After applying exclusion criteria for match performance analysis and home advantage on performance indicator level, PRECORONA includes n=1549 matches, PRECORONA Q4 includes n=277 matches, and in AFTER RESTART there were n=136 matches ( Table 1 ). The number of excluded matches due to red cards was 261 in total. For BL2, Net Playing time was significantly increased in AFTER RESTART (Δ=+ 4.5%, d=0.52, p<0.001). In addition, Air Temperature differs significantly between the samples PRECORONA Q4 and AFTER RESTART (BL: Δ=+ 4.7° C, d=0.68, p<0.001; BL2: Δ=+ 5.3° C, d=0.68, p<0.001).
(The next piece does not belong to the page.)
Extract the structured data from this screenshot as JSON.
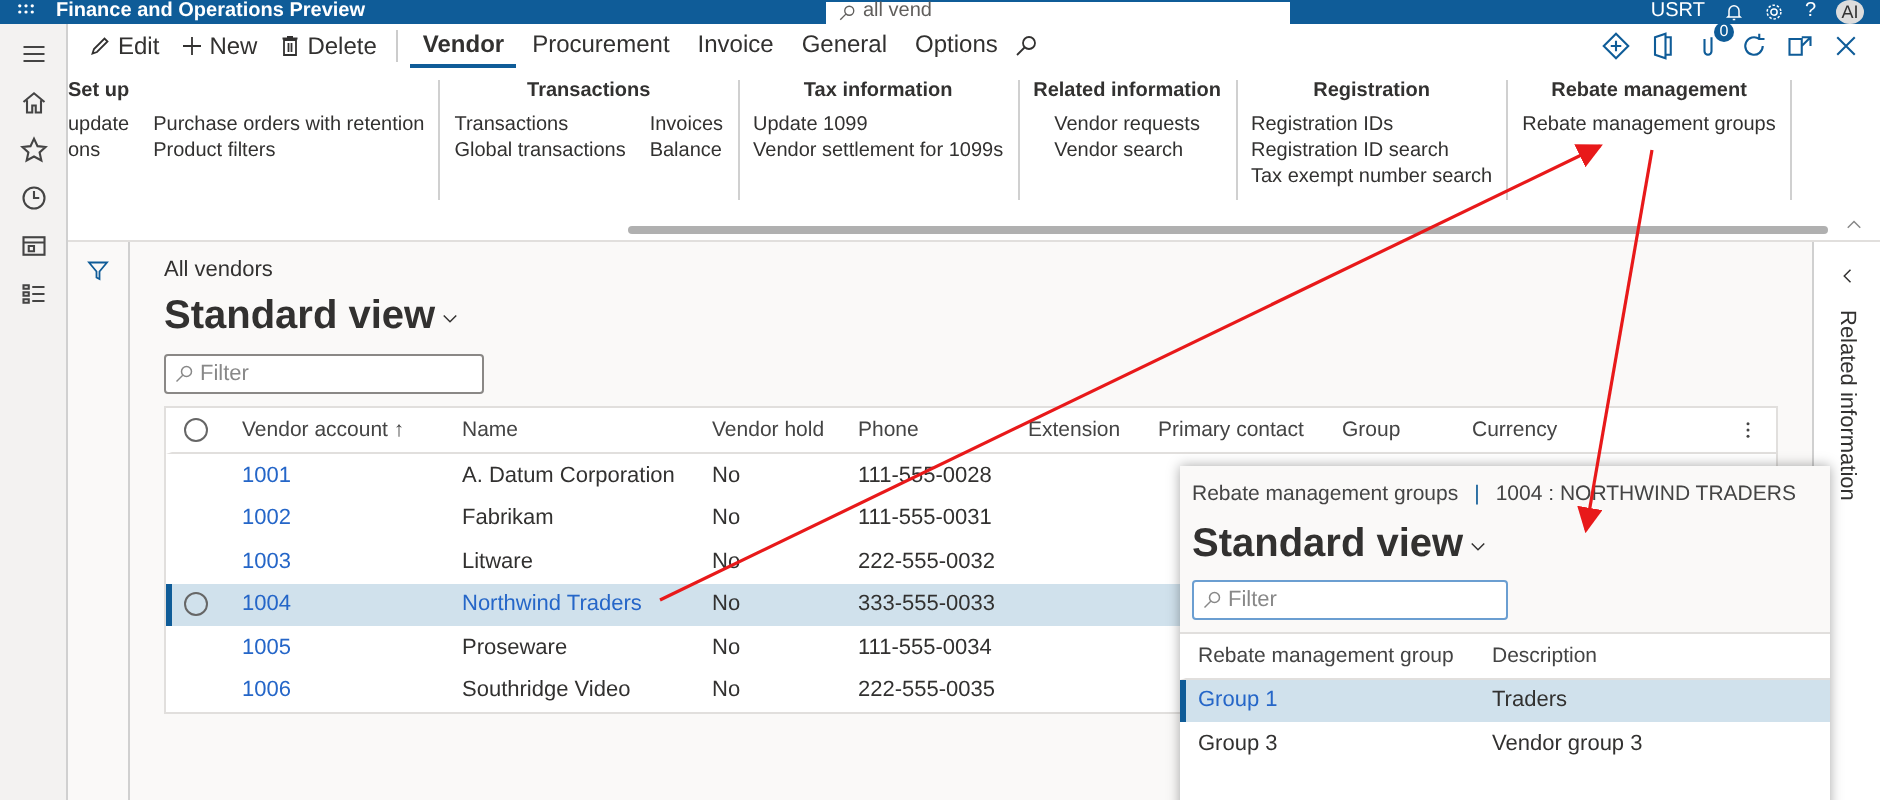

Question 1: Fig. 1 shows the results of match performance analysis. We found applicable differences between the BL and BL2 for most performance variables, especially in those describing passing behavior: Passes (Δ=+19.5%, d=0.73, p<0.001); Outplayed Opponents (Δ=–8.6%, d=–0.34, p<0.001); Long Passes (Δ=–16.1%, d=–0.60, p<0.001;, Passes Completed (Δ=+5.1%, d=0.82, p<0.001); Long Passes Completed (Δ=+8.4%, d=0.42, p<0.001); and Pressure on Receiving Player (Δ=–12.0%, d=–0.61, p<0.001). Total Distance Covered (Δ=+6.5%, d=0.58, p<0.001) and High Intensity Distance (Δ=+ 7.0%, d=0.56, p<0.001) were also higher in BL.
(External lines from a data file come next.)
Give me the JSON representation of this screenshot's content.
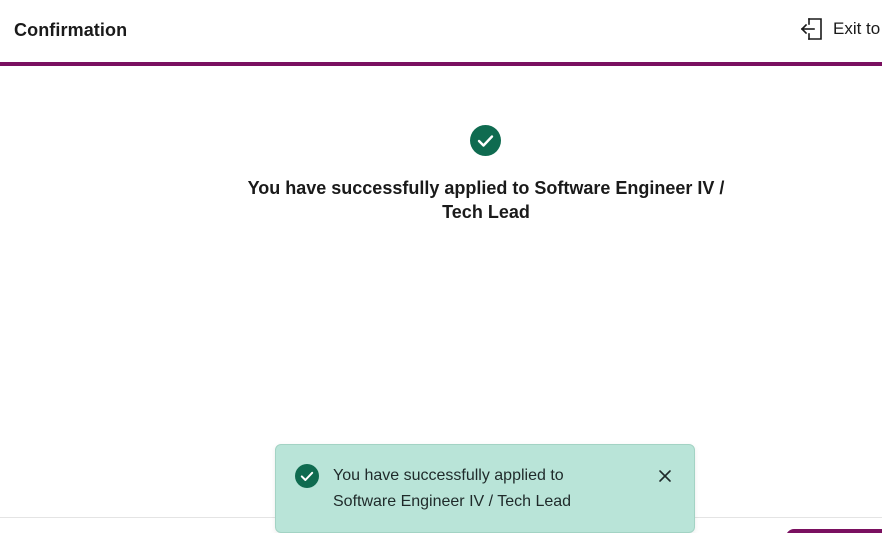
{
  "header": {
    "title": "Confirmation",
    "exit_label": "Exit to",
    "exit_icon": "exit-door-icon"
  },
  "confirmation": {
    "icon": "check-circle-icon",
    "message": "You have successfully applied to Software Engineer IV / Tech Lead"
  },
  "toast": {
    "icon": "check-circle-icon",
    "message": "You have successfully applied to Software Engineer IV / Tech Lead",
    "close_icon": "close-icon"
  },
  "colors": {
    "brand_accent": "#7a1060",
    "success_green": "#0f6b50",
    "toast_background": "#b9e4d8"
  }
}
AFTER RESTART, BL2 matches show significant changes in Number of Passes, Long Passes Completed, Outplayed Opponents per Pass, Pressure on Receiving Player, and Duels Won with Ball Possession. In BL, we found no differences regarding these parameters. In both leagues, there were significant differences in Ball Possession in the Last Third and in the number of Yellow Cards. In BL, there were Δ=+0.7 cards more for home teams and Δ=+0.3 cards more for away teams on average. In BL2, referees awarded Δ=+0.6 cards more for home teams and Δ=+0.2 cards for away teams. Running Activity in BL significantly increased for High Intensity Running and in BL2 for Total Distance Covered. The absolute value of most of these indicators tended to be higher in AFTER RESTART 1–4 compared to AFTER RESTART 5–9 ( Fig. 2 ). Differences were not significant.
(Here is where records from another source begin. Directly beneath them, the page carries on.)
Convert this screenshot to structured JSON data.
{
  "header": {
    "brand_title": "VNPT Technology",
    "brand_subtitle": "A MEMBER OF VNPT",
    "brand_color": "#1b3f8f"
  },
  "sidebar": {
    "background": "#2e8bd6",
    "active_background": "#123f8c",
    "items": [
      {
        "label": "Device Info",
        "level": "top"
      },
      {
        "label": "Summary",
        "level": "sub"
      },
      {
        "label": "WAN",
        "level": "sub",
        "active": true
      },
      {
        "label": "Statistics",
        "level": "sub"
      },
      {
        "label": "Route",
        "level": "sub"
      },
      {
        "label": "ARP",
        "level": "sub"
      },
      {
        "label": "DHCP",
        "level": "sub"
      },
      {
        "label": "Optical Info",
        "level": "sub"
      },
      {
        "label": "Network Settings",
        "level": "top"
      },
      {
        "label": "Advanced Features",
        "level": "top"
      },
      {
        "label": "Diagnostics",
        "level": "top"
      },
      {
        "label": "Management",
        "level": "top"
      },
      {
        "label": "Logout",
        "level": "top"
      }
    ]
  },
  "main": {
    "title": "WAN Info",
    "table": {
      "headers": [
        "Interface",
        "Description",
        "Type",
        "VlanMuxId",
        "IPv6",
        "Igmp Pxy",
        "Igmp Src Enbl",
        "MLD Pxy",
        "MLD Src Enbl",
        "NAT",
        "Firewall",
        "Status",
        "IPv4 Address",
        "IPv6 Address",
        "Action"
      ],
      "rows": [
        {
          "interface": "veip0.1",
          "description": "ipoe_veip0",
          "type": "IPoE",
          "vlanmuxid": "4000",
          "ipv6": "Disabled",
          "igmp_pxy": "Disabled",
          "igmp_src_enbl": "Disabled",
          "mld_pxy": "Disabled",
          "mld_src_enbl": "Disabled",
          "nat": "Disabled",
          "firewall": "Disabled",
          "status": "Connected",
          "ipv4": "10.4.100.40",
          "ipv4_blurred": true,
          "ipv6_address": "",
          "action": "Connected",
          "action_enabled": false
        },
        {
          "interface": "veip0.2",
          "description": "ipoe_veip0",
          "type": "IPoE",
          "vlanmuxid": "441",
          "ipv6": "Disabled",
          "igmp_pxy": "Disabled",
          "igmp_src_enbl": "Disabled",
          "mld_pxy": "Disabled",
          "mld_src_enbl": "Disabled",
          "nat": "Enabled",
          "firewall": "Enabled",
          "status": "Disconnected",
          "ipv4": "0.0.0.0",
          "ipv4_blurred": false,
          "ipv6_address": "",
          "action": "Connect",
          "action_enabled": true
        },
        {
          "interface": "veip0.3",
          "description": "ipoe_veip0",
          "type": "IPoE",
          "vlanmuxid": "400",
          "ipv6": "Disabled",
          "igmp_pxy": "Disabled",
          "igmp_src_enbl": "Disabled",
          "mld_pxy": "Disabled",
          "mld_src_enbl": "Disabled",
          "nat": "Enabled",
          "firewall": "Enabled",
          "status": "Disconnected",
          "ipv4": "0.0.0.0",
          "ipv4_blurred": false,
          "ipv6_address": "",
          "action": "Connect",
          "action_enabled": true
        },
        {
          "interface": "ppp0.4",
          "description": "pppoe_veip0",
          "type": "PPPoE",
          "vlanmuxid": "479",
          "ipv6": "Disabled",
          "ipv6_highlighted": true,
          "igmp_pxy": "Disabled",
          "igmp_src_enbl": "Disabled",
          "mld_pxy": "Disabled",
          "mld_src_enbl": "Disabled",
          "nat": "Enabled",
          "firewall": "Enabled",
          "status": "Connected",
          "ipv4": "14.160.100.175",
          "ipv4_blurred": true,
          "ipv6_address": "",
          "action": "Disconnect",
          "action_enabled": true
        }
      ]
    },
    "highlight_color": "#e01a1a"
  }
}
Question 2: Analysis of contact behavior uses n=21 882 player × match datasets in PRECORONA, n=4251 in PRECORONA Q4 and n=1774 in AFTER RESTART. Visual inspection indicates a decline of Contact Time from Q3 to Q4 in each of the seasons in both leagues ( Fig. 3 ). Before the COVID-19 pandemic, players had contact with another player in 15.8% ≙ 14:52 min (BL) and 17.3% ≙ 16:18 min (BL2) of gross playing time ( Fig. 4 ). Player contacts occurred significantly more frequently with opponents (12:31 min) than with teammates (04:53 min) (Δ=+257.2%, d=+2.19, p<0.001).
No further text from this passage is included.